Statista surveyed a vast sample of 11,000 Filipino customers who have either made purchases, used services, or gathered information about products or services in the past three years.


Tonik stands out from other banking institutions in such a way that customer service is a collaborative effort across all its teams.

From its agents up to members of its senior management, the bank integrates agility and care in listening to customer feedback to further enhance its app, making sure that every interaction leads to a better overall banking experience.

Bedrenets mentions that at this day and age of social media, identifying customer pain points are simple, and that it is just a matter of learning to listen and act on them quickly to address and resolve any concerns.

“I am [literally] sending screenshots of customer complaints to fellow top managers daily, just so everyone is duly aware of customer pain points,” Bedrenets said. “Once the specific complaint is addressed, we also make sure that the same issue will not be experienced by other customers.”

Tonik also utilizes the fastest possible flow of communication across all its teams to address customer issues and concerns and employs tools to effectively alleviate customer pain points.

“The ‘Voice of Customer’ unit is not a side structure for us, nor is it buried in a deeper level of our organization.
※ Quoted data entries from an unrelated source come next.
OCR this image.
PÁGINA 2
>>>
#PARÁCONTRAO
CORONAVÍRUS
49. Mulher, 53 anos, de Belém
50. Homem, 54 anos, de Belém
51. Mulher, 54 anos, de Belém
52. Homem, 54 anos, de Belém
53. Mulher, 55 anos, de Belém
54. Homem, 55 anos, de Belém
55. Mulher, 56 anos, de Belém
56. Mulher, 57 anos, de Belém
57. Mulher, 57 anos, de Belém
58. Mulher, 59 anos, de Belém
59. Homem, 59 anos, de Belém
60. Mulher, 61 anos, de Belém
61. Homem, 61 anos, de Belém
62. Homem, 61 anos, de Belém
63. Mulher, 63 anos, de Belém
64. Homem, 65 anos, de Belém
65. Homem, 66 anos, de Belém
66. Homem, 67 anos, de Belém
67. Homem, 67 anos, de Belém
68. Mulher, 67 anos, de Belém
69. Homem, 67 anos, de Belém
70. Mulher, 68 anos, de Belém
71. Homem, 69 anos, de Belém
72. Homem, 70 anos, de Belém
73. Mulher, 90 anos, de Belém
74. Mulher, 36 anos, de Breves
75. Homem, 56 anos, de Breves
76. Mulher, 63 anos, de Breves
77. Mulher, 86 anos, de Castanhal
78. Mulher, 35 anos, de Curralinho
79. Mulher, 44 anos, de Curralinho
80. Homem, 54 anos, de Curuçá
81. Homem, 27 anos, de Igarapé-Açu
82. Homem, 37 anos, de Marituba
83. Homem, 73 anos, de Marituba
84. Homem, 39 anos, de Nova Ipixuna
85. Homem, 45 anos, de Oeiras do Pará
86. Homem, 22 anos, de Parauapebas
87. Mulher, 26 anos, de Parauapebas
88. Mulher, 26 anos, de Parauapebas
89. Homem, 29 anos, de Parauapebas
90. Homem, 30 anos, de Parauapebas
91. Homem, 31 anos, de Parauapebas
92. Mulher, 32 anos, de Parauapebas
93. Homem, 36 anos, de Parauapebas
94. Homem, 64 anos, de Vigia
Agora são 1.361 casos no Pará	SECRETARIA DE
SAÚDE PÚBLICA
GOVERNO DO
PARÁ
We make sure that is very much present in our management committee front and center, as we understand that the more you care about customer experience, the less you will need to care about good sales performance,” Bedrenets added.

The Bangko Sentral ng Pilipinas (BSP)-licensed digital bank also goes the extra mile by proactively informing its customers of both internal and external service improvements, changes, as well as scheduled downtimes, which may affect their app experience. This transparent communication ensures that customers are informed and updated, fostering trust and reliability.

As they continue to revolutionize the digital banking landscape in the Philippines, Tonik Digital Bank invites customers to experience banking that is truly centered around their needs, values, and aspirations.